ALWAYS message your buyer via the site rather than sharing other contact details, and never hand over anything without getting payment first.
Scams, including where a buyer claims not to have received an item, are not uncommon.
So keep postage receipts, tracking information and photos of the item for at least three months.
Dan is not a fan of selling tech, such as phones, on eBay, due to problems caused by fraudulent buyers.
If exchanging in person, ask to meet in a public place.
If they come to your home, hand things over on the doorstep and have someone else there, too.
Use official payment systems. If you’re dealing in person, always ask for cash.
‘NO-FEE ITEMS GO QUICKLY’
PROFESSIONAL declutterer Janine McDonald sells items online for herself and for clients of her business Clear The Clutter Now.
PROFESSIONAL decluttererJanine McDonald sells items online for herself and for clients of her business Clear The Clutter Now.
Janine, 51, from Manchester, uses Facebook sell-and-swap groups and says: “There are no fees and people pick things up straight away.

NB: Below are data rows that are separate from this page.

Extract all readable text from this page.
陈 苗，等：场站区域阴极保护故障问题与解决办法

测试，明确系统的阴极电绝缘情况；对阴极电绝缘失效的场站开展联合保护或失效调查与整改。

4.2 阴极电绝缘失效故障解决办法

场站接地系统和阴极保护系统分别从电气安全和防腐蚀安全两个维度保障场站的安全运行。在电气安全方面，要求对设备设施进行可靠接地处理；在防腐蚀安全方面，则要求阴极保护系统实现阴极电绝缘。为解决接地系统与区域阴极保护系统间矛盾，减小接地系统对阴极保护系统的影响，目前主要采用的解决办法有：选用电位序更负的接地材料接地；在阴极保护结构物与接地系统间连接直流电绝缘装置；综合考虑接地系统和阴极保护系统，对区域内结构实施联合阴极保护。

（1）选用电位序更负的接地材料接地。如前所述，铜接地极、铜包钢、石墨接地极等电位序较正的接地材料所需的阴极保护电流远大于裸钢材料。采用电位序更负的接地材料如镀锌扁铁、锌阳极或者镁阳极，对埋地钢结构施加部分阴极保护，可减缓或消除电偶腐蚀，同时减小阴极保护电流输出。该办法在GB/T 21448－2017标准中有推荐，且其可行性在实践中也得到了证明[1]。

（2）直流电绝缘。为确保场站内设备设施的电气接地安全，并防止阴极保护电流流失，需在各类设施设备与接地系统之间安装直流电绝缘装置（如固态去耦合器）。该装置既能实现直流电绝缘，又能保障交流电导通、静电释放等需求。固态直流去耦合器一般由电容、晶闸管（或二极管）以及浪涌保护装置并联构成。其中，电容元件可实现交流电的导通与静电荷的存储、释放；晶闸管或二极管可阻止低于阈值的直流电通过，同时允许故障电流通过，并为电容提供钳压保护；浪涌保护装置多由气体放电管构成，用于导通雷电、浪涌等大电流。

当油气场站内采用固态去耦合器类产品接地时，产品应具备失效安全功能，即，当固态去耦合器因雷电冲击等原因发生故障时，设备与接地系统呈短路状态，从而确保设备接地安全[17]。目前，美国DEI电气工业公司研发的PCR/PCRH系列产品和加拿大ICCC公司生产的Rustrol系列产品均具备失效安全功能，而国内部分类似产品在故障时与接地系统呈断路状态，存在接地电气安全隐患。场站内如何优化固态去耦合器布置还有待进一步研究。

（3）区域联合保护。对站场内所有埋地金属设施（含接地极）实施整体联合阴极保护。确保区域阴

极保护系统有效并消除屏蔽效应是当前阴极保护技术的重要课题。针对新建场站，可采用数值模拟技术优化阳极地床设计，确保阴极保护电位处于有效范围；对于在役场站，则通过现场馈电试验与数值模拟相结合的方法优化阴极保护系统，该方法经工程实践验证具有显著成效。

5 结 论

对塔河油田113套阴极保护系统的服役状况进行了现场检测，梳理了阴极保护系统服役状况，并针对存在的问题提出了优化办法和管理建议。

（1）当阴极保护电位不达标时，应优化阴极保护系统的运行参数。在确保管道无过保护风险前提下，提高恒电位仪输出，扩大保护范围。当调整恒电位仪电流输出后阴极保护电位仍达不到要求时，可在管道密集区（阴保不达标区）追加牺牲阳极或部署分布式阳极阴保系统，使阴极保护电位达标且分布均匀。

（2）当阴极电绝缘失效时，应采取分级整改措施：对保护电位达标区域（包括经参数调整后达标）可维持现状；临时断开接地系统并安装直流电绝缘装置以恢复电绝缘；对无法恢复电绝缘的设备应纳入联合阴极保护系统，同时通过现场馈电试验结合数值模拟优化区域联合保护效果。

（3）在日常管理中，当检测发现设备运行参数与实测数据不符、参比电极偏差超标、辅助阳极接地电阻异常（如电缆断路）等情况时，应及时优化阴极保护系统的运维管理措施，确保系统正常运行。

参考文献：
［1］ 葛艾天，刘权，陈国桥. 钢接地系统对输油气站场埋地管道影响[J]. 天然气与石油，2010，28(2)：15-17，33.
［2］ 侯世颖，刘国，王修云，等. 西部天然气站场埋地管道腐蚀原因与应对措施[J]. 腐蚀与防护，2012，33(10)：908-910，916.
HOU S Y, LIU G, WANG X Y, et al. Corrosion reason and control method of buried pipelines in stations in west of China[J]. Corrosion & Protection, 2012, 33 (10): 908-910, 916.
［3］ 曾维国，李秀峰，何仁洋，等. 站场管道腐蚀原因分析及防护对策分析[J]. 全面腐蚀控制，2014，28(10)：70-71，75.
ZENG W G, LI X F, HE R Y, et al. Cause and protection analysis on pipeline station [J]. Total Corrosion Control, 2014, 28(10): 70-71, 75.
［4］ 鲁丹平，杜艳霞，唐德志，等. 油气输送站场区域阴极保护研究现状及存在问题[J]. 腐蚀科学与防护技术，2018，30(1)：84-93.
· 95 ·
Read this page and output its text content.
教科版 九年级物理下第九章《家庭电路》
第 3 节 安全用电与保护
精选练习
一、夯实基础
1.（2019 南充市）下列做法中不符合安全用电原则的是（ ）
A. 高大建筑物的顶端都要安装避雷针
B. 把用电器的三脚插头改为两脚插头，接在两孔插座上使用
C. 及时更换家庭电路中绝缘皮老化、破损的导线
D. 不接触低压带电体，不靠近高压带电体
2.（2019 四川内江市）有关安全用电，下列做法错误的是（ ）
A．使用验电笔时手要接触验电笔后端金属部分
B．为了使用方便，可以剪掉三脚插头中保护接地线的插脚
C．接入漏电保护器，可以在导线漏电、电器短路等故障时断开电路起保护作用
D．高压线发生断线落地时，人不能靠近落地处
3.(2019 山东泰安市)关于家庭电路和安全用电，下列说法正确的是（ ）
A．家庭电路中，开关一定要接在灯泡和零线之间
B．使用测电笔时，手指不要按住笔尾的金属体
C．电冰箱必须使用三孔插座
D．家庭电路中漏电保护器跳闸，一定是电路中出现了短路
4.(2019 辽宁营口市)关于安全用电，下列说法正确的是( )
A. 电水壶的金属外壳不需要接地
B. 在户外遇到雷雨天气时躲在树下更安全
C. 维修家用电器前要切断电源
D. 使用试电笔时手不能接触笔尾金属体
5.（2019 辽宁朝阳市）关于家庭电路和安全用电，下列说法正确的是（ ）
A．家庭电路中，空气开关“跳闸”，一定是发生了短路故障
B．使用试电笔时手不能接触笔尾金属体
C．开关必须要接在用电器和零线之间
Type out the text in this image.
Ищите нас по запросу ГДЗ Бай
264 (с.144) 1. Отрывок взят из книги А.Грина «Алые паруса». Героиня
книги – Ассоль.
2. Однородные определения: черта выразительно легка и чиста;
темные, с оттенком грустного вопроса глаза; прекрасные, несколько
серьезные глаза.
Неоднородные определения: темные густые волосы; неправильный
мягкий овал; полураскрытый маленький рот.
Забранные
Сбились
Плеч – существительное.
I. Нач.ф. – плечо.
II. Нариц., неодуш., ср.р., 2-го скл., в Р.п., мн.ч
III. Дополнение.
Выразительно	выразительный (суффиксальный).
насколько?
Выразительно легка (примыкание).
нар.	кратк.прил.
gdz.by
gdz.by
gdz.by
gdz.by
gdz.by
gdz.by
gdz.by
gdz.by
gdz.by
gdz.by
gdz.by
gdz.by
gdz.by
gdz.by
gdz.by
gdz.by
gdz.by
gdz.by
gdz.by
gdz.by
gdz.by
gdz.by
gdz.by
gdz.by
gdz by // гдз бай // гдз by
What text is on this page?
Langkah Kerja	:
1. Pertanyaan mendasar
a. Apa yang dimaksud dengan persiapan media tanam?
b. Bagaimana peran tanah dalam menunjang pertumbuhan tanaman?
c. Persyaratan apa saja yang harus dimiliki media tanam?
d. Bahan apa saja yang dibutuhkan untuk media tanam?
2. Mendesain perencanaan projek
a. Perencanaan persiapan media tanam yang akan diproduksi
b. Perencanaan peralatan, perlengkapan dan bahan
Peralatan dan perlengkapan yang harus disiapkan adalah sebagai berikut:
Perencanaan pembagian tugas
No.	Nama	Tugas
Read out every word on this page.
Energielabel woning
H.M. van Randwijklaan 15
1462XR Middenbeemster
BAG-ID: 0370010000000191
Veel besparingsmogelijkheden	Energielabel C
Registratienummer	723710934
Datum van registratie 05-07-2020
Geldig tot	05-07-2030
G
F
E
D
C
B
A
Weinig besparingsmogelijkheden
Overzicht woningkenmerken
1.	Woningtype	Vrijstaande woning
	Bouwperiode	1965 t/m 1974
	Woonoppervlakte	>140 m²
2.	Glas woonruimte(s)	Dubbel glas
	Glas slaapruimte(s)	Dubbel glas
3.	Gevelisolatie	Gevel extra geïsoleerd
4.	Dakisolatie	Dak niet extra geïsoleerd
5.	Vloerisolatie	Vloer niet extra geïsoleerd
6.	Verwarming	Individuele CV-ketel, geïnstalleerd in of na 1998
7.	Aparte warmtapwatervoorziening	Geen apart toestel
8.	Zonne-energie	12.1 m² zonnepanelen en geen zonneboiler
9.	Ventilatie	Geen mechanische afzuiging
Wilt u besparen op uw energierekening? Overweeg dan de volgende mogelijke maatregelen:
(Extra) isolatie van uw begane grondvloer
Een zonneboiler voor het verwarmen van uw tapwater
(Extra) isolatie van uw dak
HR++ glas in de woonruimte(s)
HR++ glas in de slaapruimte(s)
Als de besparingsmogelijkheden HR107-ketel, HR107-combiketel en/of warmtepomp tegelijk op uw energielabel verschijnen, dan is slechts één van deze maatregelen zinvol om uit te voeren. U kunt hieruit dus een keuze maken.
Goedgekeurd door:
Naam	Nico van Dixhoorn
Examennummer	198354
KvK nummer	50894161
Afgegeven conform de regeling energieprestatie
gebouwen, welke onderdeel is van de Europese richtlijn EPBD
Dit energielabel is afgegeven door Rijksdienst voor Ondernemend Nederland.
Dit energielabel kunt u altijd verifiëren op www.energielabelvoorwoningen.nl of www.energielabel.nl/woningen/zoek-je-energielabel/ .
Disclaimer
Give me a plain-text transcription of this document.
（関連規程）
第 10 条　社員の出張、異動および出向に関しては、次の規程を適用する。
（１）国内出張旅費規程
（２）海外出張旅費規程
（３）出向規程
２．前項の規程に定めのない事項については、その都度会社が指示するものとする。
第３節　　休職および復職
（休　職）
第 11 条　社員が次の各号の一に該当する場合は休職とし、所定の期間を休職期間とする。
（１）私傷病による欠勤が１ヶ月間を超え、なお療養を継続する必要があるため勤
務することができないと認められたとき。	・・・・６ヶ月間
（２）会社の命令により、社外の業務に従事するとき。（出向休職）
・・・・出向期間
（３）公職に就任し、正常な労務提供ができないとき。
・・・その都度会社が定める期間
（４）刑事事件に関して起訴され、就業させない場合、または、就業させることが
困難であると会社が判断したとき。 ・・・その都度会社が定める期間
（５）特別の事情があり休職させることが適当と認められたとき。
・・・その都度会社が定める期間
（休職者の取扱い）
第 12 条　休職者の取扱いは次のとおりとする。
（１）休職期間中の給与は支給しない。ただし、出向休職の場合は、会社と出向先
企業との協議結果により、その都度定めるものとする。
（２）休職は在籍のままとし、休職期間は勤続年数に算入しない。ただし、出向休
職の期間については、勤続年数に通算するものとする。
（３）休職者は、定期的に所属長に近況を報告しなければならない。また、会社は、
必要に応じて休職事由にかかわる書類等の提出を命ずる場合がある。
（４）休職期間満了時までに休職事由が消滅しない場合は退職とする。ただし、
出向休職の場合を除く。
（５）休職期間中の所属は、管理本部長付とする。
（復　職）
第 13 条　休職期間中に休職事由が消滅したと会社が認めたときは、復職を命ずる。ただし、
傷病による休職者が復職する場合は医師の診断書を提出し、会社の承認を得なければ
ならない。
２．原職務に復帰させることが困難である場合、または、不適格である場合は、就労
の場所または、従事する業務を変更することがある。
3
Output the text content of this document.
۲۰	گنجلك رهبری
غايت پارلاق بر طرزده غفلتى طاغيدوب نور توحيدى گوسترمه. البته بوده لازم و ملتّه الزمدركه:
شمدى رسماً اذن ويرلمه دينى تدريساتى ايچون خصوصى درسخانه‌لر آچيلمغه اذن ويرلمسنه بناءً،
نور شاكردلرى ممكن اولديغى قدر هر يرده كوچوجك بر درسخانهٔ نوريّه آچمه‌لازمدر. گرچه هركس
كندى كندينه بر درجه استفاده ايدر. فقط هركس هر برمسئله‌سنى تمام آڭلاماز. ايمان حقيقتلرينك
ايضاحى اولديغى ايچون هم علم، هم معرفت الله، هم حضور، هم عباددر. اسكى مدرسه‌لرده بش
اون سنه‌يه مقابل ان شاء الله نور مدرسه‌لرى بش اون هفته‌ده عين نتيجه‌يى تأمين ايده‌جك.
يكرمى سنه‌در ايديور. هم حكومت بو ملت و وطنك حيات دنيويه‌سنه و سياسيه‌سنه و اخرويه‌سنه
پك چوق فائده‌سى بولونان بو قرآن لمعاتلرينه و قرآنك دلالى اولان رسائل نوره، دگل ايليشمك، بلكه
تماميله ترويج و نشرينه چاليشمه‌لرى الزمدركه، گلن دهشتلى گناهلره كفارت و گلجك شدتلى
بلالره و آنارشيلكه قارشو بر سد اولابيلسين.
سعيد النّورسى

“If it’s sunny, people want garden furniture now, not in a week’s time. The downside is it’s hard to search for things.”
She uses Facebook Marketplace to sell things relating to certain times of year, such as Halloween.
“I set a minimum price I’d accept, so I’m not short-changed,” she adds.
“On eBay, I use the auction option rather than Buy It Now as you tend to get a better price, especially if you time the auction to end on a Sunday evening.”
To sell quality togs, she turns to Vinted. “Last Christmas a client made £1,000 selling designer clothes,” she says.
But take photos that will help items sell, like the soles of barely worn shoes, she suggests. Include pics of any faults, to avoid complaints.
She adds: “See what similar items have sold for and don’t settle for less.”